Qu'on l'appelle le Leonardo de la rondelle sur la palette, le Maestro de la sortie de zone ou le génie de la p'tite-passe-à-la-ligne-bleue-en-avantage-numérique-pour-que-l'autre-fasse-un-slapshot-sur-réception, Andrei Markov reste un homme qui s'exprime avec beaucoup plus d'aisance à l'aide d'une puck et d'un bâton qu'avec des mots. Mais grâce à mon flair et à mon sens de la question qui tue, j'ai pu lui soutirer des révélations fracassantes.
Arrivé chez lui, il m'accueille avec un sourire qui a probablement battu le record Guinness du « sourire le plus neutre en émotion », mais aussi avec une sincère poignée de main. Nous nous sommes installés autour de la table à café du salon, près d'un feu de foyer et d'une plante dans le nom n'est pas important à savoir à ce stade-ci de votre vie.
Moi : Premièrement, bonjour Andrei et merci de m'accueillir dans le confort de ton foyer… ben chez vous, à côté de ton foyer.
Andrei : Hum.
Moi : Oui bon, première question. Quand as-tu su que t'étais né pour passer une rondelle?
Andrei : J'ai commencé par passer des journaux. Pis après sont venues les rondelles.
Moi : Ah et d'après toi, y'a un rapport.
Andrei : Oui.
Moi : … Ah, ben c'est bon. Quel genre d'enfants étais-tu? Faisais-tu des mauvais coups?
Andrei : Des milliers. D'ailleurs, je retiens ta femme en otage en ce moment.
Moi : Hahahaha!
Andrei : …
Moi : C'est une blague, non?
Andrei : J'ai été un enfant tranquille. J'avais des bonnes notes. Je prêtais mes jouets.

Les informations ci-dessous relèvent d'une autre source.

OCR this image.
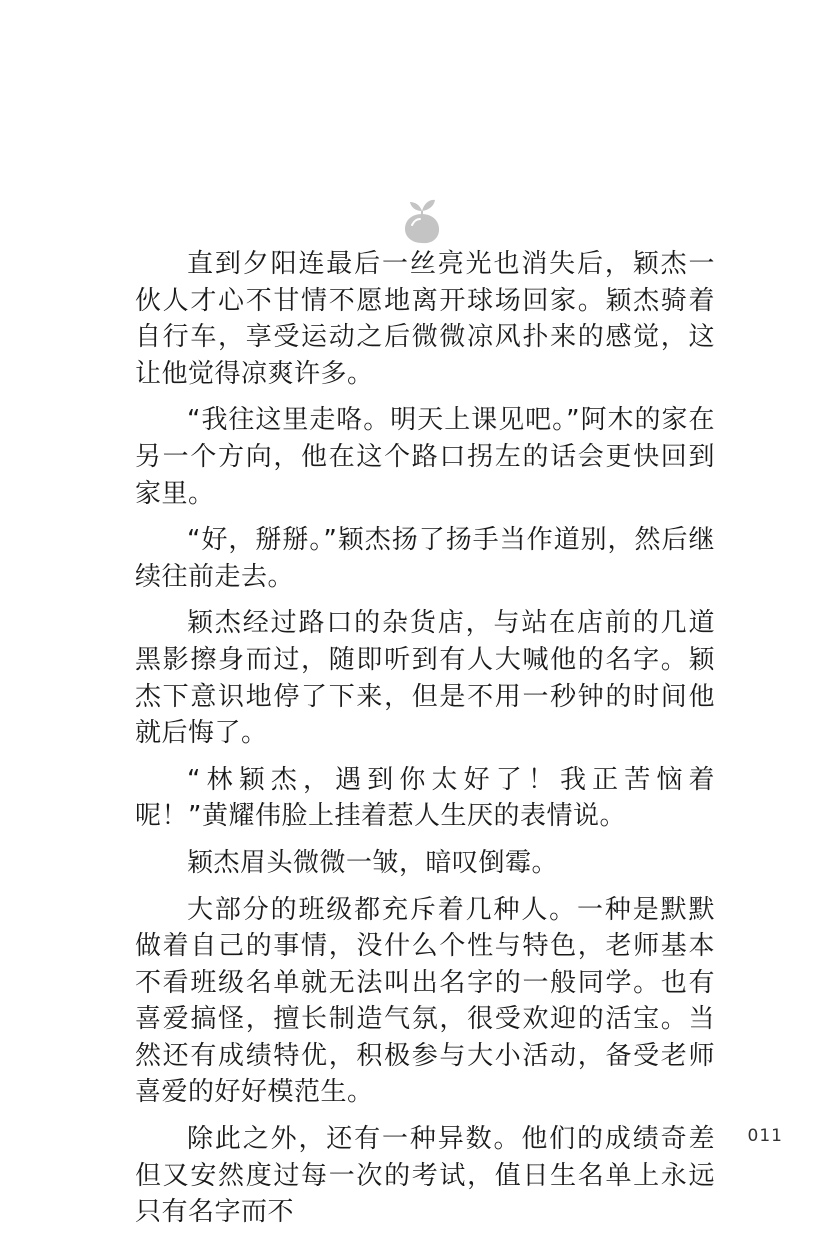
直到夕阳连最后一丝亮光也消失后，颖杰一伙人才心不甘情不愿地离开球场回家。颖杰骑着自行车，享受运动之后微微凉风扑来的感觉，这让他觉得凉爽许多。

“我往这里走咯。明天上课见吧。”阿木的家在另一个方向，他在这个路口拐左的话会更快回到家里。

“好，掰掰。”颖杰扬了扬手当作道别，然后继续往前走去。

颖杰经过路口的杂货店，与站在店前的几道黑影擦身而过，随即听到有人大喊他的名字。颖杰下意识地停了下来，但是不用一秒钟的时间他就后悔了。

“林颖杰，遇到你太好了！我正苦恼着呢！”黄耀伟脸上挂着惹人生厌的表情说。

颖杰眉头微微一皱，暗叹倒霉。

大部分的班级都充斥着几种人。一种是默默做着自己的事情，没什么个性与特色，老师基本不看班级名单就无法叫出名字的一般同学。也有喜爱搞怪，擅长制造气氛，很受欢迎的活宝。当然还有成绩特优，积极参与大小活动，备受老师喜爱的好好模范生。

除此之外，还有一种异数。他们的成绩奇差但又安然度过每一次的考试，值日生名单上永远只有名字而不

011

Moi : OK, mais pour ma femme, là?
Andrei : Avez-vous une autre question?
Moi : …Euh, oui. Aviez-vous beaucoup d'amis étant enfant?
Andrei : Non.
Moi : Pourquoi selon vous?
Andrei : J'aimais pas la vodka.
Moi : …OK. Dites-moi Andrei, vous avez vécu un traumatisme étant enfant, n'est-ce pas?
Dans un effort quasi surhumain, Andrei fronce les sourcils. J'entends la peau de son front craquer.
Andrei : Qui vous a dit ça? (La sueur perle soudainement sur son front).
Moi : Un de mes informateurs en Russie, appelons-le Ivan Drago.
Andrei : Pourquoi voulez-vous savoir ça? (sa jambe shake)
Moi : Ben pour plusieurs raisons. Pour commencer, ça expliquerait votre côté débordant de joie de vivre. Pis en plus, j'aurais un méga scoop, ce qui aiderait grandement ma carrière.
Andrei penche la tête vers le sol et fixe ses pieds.
Andrei : Je ne peux pas vous le dire. Si jamais cela vient aux oreilles de Réjean Tremblay, il va écrire une autre saison de Lance et compte. Personne ne veut ça.
Moi : Ne vous inquiétez pas. Réjean n'aura jamais la modestie de lire l'article d'un pseudojournaliste qui gagne 100 fois moins que lui.
Le grand numéro 79 se recale dans son fauteuil. Son regard se remplit d'eau. Il semble sur le bord de craquer.
Andrei : J'ai vu mon chat mourir devant mes yeux. Il s'appelait « Le fou ». C'était mon père qui lui avait donné le nom. Il aimait beaucoup les échecs. Un jour que je revenais de l'école, mon chat est descendu dans la rue pour venir me voir. J'aimais ce chat. Beaucoup. Je me suis accroupi, j'ai ouvert les bras et j'ai attendu qu'il me saute dessus. Il s'est mis à courir. Je n'avais pas vu du coin de l'œil le camion de vidange qui s'en venait. Il lui a roulé dessus. Depuis ce jour, je m'en veux.
Moi : Pourquoi? Ce n'est pourtant pas de ta faute.
Andrei : Si, ce l'est. Si je ne lui avais pas montré que je m'étais ennuyé de lui, il n'aurait pas couru et nous aurions vécu beaucoup de beaux moments ensemble. C'est pourquoi je ne montre aucune émotion, jamais. Pour éviter qu'un autre être cher ne meure par ma faute. Et depuis le début de ma carrière, chaque fois que je fais une passe en diagonale en travers de l'enclave, c'est comme pour lui rendre hommage. C'est comme si je recréais la diagonale du fou dans un jeu d'échecs.
Il fondit en larme. De mon côté, je ne savais pas du tout comment réagir, donc je l'ai serré dans mes bras. Nous sommes restés ainsi quelques minutes. Puis, il s'est éloigné et a pris le téléphone.
Andrei : Allô, Sergeï? Oui, tu peux relâcher sa femme.